会議の日程が迫ってきて、フリップチャートとは何なのか、わからないまま準備を進めなくてはならなくなってしまいました。私はイギリス人の上司に電話をかけ、フリップチャートとは何なのか、というのを聞き出すことにしました。
会議の日程が迫っていたので、確か土日に電話で話したように記憶しています。
電話の向こうで、イギリスの上司は
「フリップチャートとは、大きな紙が、何十枚か、上の方だけ綴じてあって、会議をしながら、記入した紙をめくって使うのだ」
と言うようなことを英語で説明してくれました。
しかし、私の頭の中には、フリップチャートというものが全く浮かんできませんでした。だって、知らないのですもの。
実際にはこの絵のようなものなのですが、そもそも、存在を知らないということになると、説明されても何を言ってるのか?どんなものなのか?全くと言っていいほど浮かんできませんでした。
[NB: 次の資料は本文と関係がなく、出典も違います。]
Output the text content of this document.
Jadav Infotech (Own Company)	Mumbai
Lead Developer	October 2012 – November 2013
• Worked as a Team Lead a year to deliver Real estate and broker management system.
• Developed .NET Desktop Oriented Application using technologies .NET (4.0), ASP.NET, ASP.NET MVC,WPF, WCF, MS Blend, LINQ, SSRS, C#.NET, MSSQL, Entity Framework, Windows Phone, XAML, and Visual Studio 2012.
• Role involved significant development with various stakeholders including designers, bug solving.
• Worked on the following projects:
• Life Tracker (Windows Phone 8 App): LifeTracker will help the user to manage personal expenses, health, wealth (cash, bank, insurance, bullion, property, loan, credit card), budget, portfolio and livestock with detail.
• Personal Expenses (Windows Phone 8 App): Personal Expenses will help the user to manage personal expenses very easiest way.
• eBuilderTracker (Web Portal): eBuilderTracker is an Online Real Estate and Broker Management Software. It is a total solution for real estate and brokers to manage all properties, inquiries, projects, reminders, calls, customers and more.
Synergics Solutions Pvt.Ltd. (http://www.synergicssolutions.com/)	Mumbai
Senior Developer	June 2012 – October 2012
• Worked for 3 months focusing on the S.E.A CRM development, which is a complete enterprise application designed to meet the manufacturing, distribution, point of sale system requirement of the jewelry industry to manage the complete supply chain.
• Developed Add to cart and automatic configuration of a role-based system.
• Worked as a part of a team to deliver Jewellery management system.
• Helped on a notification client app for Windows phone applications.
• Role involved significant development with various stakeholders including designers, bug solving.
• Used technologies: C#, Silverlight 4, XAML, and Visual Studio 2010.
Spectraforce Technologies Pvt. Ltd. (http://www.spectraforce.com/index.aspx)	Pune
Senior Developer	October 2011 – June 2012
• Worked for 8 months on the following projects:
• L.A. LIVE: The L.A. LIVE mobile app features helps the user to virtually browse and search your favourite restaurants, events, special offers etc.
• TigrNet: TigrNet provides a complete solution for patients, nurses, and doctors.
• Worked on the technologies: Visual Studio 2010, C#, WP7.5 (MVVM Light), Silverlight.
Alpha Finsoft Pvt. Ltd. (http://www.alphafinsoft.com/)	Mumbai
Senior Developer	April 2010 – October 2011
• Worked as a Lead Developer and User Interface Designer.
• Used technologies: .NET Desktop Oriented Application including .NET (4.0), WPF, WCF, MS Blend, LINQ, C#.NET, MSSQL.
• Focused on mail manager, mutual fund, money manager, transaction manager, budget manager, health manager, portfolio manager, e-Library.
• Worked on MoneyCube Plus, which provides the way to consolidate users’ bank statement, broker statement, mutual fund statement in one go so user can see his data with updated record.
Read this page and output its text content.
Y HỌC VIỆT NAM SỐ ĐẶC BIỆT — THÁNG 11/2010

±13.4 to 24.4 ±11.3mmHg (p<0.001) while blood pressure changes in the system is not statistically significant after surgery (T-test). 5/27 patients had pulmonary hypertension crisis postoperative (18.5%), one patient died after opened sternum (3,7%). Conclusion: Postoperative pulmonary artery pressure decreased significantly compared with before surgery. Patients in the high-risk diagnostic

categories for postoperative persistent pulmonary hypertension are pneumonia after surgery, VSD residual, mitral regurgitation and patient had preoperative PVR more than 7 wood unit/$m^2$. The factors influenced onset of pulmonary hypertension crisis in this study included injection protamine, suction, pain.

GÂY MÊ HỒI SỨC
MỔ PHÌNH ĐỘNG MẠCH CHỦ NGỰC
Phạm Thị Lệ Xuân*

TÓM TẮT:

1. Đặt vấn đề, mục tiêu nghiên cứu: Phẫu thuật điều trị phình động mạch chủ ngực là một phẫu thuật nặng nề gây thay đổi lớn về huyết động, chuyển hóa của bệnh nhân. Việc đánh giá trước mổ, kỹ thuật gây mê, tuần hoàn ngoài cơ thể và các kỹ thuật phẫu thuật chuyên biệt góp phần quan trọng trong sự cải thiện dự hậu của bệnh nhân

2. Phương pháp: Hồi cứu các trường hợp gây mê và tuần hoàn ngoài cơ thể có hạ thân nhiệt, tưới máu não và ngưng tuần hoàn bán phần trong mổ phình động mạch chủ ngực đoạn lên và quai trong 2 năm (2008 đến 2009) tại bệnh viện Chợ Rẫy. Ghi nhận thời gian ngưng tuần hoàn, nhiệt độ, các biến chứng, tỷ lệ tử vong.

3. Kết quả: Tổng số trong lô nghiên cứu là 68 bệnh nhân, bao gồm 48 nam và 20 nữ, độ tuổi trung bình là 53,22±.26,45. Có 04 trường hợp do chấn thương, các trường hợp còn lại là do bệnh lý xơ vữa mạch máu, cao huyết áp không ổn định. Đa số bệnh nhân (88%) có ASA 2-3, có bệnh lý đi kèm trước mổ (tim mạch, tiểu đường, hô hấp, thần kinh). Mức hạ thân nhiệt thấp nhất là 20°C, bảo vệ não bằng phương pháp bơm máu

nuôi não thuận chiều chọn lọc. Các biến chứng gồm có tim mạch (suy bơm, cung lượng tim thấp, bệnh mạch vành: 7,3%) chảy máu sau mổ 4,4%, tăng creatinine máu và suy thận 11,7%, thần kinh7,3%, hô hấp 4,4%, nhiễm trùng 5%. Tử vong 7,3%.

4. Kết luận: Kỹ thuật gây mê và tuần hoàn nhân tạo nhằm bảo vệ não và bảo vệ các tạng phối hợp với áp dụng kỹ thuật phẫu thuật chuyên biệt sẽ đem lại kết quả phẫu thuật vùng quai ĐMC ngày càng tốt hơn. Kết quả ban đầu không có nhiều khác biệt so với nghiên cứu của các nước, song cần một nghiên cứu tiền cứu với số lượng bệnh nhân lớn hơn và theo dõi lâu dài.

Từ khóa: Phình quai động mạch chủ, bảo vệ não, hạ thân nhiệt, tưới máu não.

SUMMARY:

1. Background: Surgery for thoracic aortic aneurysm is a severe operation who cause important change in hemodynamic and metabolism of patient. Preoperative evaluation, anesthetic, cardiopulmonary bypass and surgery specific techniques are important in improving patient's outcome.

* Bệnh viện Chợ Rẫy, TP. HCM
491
何往復か電話口でやりとりをした結果、無事アマゾンで同じようなものを見つけ、購入し、事なきを得たわけです。
来日したイギリス人の上司は、
「Chieko、まさか自分が、フリップチャートについて、休日のショッピングモールで、電話口で大声で説明することになるとは思わなかった!周りの人たちは、自分のことを変な目で見ていたよ」
と苦笑いをしていました。
ここから言えることは、異文化コミュニケーションにおいて、相手が、自分と同じバックグラウンドを持っているとは限らない、ということです。
フリップチャートはBさんにとっては当たり前のものでした。でも、私にとっては、フリップチャートなんて、見たことも聞いたこともないものでした。説明されても、そもそも何であるか、理解するまでにものすごく時間がかかったのです。
この話は、フリップチャートくらいだったから笑い話で済みますが、もっとシリアスな状況だってあり得るわけです。
実際に、もっとシリアスな状況で、異文化理解に苦しんだこともあるのですが、その話はまた次回にします。